Rachel’ın tüm çekingenliğiyle bitkisel hayattaki babasının kapı eşiğinden sessizce maç skorlarını söylediği sahne… Kardeşleri tarafından hor görülen bahis oynama alışkanlığıyla babasını mutlu etme çabasının harika bir yansıması.
Karakterlere dair neler söyleyebilirsin?
İzleyiciyi hem düşündüren hem de duygusal anlamda etkileyen bir izleme deneyimi sunuyor film. Üç kız kardeş arasındaki inişli çıkışlı ilişkiler, kardeşlerin farklı karakterlerinin çatışması üzerinden incelikle işleniyor.

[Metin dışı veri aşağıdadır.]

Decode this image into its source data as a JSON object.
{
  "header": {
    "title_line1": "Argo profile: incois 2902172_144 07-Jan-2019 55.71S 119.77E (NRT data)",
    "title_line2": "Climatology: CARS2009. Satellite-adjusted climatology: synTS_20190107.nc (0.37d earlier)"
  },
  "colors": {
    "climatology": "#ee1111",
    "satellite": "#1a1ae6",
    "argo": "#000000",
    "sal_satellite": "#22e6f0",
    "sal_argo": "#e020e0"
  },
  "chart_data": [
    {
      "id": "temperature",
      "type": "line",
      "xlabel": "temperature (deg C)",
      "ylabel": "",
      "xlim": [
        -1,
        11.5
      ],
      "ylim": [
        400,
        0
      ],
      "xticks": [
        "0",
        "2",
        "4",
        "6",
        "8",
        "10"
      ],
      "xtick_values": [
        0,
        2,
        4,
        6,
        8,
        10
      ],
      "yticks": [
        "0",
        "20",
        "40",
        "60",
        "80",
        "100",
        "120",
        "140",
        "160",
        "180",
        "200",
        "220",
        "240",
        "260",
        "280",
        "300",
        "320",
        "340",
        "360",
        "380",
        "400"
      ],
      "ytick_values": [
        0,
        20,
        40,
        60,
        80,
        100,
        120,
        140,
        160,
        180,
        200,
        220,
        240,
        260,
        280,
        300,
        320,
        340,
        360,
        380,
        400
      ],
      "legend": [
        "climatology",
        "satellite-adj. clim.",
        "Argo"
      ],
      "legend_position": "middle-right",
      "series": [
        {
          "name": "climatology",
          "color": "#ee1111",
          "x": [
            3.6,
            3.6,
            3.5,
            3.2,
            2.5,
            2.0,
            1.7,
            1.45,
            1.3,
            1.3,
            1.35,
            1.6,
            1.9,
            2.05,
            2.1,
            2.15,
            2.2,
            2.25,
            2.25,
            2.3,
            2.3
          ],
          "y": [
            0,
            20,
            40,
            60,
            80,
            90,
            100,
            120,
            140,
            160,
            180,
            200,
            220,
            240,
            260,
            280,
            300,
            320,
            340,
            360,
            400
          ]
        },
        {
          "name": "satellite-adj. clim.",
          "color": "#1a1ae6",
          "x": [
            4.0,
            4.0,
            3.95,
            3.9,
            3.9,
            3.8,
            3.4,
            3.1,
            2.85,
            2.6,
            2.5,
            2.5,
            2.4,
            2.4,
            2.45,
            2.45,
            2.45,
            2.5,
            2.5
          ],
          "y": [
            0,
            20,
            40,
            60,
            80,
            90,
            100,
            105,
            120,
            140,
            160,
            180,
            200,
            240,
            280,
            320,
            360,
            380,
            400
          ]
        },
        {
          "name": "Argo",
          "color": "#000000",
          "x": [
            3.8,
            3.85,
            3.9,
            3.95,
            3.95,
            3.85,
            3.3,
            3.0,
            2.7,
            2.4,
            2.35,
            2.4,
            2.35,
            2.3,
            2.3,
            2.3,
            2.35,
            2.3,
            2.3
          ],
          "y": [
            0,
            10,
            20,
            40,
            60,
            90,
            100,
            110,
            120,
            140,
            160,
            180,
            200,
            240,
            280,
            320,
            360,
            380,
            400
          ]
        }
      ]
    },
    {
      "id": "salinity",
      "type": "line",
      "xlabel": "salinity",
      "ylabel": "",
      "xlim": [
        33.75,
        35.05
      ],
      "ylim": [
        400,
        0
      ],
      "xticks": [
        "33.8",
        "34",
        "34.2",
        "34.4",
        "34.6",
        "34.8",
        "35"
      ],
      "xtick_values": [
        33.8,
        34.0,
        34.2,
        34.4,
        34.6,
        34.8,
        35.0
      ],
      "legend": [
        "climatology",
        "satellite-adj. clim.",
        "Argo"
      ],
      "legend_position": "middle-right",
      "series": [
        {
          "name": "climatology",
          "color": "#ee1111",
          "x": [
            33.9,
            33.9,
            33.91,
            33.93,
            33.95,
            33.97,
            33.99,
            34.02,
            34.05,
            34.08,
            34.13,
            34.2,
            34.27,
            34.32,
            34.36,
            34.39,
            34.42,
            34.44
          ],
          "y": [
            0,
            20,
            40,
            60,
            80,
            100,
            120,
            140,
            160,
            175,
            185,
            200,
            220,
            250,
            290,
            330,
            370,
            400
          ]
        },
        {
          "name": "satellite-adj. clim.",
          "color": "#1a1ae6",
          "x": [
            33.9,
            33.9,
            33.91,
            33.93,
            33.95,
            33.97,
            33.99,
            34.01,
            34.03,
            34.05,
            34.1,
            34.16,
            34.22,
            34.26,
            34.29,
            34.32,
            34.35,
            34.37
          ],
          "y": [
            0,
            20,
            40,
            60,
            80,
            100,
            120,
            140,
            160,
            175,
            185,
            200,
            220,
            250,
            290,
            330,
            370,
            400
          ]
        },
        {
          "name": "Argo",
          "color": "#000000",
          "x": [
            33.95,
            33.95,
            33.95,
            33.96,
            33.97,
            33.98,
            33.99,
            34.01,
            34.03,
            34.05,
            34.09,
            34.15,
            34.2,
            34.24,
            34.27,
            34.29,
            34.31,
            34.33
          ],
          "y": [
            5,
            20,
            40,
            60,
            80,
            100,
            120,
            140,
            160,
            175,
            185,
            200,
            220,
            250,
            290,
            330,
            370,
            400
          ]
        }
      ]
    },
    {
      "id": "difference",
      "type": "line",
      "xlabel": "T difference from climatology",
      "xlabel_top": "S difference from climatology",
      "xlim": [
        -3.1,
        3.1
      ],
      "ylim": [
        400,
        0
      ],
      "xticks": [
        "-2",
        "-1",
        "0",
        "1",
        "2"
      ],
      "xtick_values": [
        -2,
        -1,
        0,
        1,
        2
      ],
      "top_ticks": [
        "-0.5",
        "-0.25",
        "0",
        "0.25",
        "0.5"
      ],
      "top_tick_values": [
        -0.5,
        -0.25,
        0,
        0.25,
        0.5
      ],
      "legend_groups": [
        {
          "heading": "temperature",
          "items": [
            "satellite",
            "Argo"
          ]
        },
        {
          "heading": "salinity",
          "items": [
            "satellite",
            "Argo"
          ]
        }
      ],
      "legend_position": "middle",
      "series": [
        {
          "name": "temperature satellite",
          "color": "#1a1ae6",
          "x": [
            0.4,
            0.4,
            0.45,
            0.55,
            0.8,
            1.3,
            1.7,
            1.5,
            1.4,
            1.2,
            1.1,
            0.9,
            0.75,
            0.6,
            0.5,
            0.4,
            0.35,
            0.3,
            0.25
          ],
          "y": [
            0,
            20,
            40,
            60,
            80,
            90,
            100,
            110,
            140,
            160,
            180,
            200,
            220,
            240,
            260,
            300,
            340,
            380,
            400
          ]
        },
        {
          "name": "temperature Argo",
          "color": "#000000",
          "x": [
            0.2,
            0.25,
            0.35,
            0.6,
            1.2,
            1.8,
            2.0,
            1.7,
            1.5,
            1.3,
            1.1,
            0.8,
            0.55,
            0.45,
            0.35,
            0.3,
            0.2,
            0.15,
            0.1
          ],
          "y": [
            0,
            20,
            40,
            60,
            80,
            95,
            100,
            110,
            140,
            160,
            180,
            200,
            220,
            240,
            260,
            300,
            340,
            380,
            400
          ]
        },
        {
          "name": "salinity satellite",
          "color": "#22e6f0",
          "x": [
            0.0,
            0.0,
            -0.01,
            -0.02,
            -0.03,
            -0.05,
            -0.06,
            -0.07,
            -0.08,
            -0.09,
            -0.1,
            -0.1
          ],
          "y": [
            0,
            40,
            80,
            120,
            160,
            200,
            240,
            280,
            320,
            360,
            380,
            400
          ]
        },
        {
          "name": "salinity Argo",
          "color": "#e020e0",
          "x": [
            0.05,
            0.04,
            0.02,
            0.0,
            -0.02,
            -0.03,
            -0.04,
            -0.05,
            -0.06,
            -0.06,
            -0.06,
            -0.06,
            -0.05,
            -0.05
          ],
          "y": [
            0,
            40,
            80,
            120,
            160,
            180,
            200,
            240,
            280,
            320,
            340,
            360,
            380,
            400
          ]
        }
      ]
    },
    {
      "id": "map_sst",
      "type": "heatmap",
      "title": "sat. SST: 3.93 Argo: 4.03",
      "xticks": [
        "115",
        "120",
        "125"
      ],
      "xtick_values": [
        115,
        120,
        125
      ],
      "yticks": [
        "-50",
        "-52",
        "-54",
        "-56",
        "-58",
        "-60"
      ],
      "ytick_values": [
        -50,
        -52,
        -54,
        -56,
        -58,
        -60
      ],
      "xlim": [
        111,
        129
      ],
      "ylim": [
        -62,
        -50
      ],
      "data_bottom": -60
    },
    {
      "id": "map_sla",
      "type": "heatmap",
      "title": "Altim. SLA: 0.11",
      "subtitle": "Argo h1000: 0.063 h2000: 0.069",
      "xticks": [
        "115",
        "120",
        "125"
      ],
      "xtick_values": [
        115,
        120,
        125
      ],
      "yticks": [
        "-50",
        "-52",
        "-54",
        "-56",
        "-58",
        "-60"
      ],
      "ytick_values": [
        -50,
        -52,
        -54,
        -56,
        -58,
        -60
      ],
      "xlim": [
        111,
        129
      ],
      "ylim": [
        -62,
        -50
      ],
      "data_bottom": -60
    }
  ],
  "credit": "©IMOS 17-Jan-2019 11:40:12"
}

Özellikle Katie ve Rachel arasındaki gerilim, filmin her ânına yayılmasıyla dikkat çekici. Katie’nin detaycı, sorgulayıcı ve suçlayıcı tutumu, Rachel’ın babayla kurduğu “farklı” ama samimi ilişkiyi anlamakta zorlanmasına neden oluyor. Film ilerledikçe de Katie’nin agresifliğinin esas sebebinin Rachel’ın babasıyla geliştirdiği yakın bağa duyduğu kıskançlık olduğu anlaşılıyor.
Christina ise Rachel ve Katie’nin bu çalkantılı ilişkisi arasında bir denge unsuru olarak ortada. Kendine kurduğu uzaktaki yaşamından memnun gibi bir görüntü çizse de bu yüzleşmeler onun için rahatsız edici. Kardeşler arasındaki barışı sağlamaya çalışırken aslında en çok Christina zorlanıyor. Sabah yaptığı yogadan da babasıyla geçirdiği uzun saatlerden de sürekli dolan gözlerinden de onun içsel gerginliği ve duygularını bastırmasının işe yaramadığı net bir şekilde hissediliyor.
Film boyunca üç karakter de bilinçli bir şekilde birbirlerini incitmeye çalışmıyor. Ancak kendi acıları ortaya çıktıkça, bu acılarla baş etmeye çalıştıkça birbirlerine zarar veriyorlar. Bu karşılıklı yaralama hâli filmin sonunda sağaltıcı bir sürece dönüşüyor. Kardeşlerin birbirini anlamaya ve bağlarını yeniden kurmaya başlamaları His Three Daughters’a dair en dokunaklı ve en umut verici şey.